Kolender contends he is making progress toward improving police-community relations in San Diego’s minority communities.
Today, Kolender carefully chooses his words when asked about the Penn case, and declines to discuss his personal feelings about a possible second trial.
“I still meet with the black community,” Kolender said last week. “We are still friends. Yes, we had a difference of opinion when it comes to (the Penn) case. I’m hopeful that it doesn’t have a negative effect on the department as a whole or me personally, and I’m going to work to maintain that positive relationship with the black community. I think it’s very important . . .
“Yes, I’ve got some fences to mend. I’m going to do it.”
Kolender said he believes that police-community tensions in Southeast San Diego stem from high crime rates in minority areas and a “built-in resentment” toward police by people suspected of crimes.
He listed a number of revisions that should benefit police-community relations, including the replacement of human relations courses at the Police Academy with cultural awareness training. Kolender said he hopes the new training will educate officers about special conditions and problems that exist in the minority community.
“It’s not the panacea, but you must give the officers the knowledge to work effectively,” he said.
Kolender said he wants to hire more black officers on the department. He also said he has instructed his commanders that he wants his best officers assigned to the Southeastern station and others who exhibit poor attitudes transferred out. So far this year, five officers in Southeast San Diego have been reassigned to other areas of the city because they were “burned out,” said Capt. Dave Johnson.

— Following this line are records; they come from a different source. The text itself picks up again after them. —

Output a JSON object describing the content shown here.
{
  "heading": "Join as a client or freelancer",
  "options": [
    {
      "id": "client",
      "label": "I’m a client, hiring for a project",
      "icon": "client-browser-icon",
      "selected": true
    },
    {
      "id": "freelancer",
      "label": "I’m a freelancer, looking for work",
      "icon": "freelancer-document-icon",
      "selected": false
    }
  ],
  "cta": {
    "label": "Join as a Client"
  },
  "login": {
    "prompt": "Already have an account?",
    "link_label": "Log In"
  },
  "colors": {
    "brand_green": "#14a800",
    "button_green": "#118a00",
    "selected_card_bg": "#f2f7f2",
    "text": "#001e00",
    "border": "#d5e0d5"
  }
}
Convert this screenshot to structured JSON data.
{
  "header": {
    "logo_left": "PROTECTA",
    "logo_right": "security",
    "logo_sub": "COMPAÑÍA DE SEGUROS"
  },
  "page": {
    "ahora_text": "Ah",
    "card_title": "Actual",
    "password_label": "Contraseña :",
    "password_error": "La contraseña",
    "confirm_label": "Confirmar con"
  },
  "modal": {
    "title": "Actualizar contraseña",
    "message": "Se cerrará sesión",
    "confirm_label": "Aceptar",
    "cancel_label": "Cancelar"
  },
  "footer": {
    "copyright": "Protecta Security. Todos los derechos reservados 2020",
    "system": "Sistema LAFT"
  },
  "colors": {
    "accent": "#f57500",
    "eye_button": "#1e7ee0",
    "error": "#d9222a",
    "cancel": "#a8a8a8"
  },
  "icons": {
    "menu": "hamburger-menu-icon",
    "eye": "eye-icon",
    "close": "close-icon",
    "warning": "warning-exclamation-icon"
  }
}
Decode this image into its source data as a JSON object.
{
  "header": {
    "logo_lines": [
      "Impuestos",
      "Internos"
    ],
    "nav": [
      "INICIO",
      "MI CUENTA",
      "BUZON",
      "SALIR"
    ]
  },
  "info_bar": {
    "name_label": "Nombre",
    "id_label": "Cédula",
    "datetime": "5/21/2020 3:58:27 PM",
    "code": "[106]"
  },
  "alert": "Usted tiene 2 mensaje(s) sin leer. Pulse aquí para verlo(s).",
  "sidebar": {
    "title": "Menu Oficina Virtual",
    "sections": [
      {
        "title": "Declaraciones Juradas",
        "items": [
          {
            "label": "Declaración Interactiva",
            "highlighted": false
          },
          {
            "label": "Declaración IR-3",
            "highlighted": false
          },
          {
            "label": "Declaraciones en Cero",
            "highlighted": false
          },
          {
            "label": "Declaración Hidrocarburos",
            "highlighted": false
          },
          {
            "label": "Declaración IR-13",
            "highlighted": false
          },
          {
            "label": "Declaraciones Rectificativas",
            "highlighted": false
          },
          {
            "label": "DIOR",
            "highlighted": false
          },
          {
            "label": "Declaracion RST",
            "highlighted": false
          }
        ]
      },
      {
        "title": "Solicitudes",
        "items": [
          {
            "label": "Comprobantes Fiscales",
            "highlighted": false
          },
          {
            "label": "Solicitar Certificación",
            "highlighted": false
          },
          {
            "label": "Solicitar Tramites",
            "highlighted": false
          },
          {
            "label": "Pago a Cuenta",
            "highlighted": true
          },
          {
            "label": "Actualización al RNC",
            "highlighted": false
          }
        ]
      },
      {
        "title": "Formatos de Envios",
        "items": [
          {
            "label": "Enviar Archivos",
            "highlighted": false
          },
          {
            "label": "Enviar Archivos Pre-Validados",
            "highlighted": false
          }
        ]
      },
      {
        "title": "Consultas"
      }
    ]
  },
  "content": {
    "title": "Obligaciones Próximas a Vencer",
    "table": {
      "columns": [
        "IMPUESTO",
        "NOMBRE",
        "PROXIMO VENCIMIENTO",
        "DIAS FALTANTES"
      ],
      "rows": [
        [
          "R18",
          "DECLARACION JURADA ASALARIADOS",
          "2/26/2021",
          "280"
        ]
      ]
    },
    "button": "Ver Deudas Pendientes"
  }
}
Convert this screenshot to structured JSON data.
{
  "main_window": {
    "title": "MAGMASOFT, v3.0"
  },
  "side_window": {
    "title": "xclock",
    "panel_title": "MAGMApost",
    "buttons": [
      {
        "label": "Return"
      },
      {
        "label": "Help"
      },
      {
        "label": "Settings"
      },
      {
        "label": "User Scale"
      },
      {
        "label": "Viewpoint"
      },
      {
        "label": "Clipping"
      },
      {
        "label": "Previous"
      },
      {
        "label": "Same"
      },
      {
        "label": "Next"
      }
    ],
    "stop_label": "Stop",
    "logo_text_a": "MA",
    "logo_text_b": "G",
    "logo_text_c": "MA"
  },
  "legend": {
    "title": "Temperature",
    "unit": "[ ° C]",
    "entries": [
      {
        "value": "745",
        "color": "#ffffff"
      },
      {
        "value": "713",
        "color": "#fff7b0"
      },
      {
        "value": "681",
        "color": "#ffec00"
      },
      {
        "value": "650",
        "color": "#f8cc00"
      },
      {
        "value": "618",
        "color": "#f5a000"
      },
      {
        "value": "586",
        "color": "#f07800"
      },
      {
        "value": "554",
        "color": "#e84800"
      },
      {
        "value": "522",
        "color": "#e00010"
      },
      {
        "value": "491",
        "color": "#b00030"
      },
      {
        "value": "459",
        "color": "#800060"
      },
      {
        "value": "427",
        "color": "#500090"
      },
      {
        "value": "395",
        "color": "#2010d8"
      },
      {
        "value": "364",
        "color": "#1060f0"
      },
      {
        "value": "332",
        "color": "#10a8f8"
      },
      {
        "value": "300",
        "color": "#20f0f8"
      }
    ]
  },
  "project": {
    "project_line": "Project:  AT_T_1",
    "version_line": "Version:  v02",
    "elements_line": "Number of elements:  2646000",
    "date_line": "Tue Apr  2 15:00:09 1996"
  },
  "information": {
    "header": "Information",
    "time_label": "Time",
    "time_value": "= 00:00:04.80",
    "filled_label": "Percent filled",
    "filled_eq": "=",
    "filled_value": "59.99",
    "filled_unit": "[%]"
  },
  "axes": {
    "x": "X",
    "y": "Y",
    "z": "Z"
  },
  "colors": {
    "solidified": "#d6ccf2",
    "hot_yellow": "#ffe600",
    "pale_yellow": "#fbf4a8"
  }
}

Kolender said the added stress in the past year has not caused him to look for another job. He has twice turned down opportunities to run for mayor and rejected an offer in 1981 to head the Immigration and Naturalization Service. Even though he became eligible to retire last year, Kolender does not plan on leaving unless “something overwhelming takes place or comes along,” he said.
“I like the relationship I feel with the community as a whole. People throughout the city are very nice to me. I feel very comfortable. There’s a lot of positive things that outweigh some of the negative things we’re talking about.”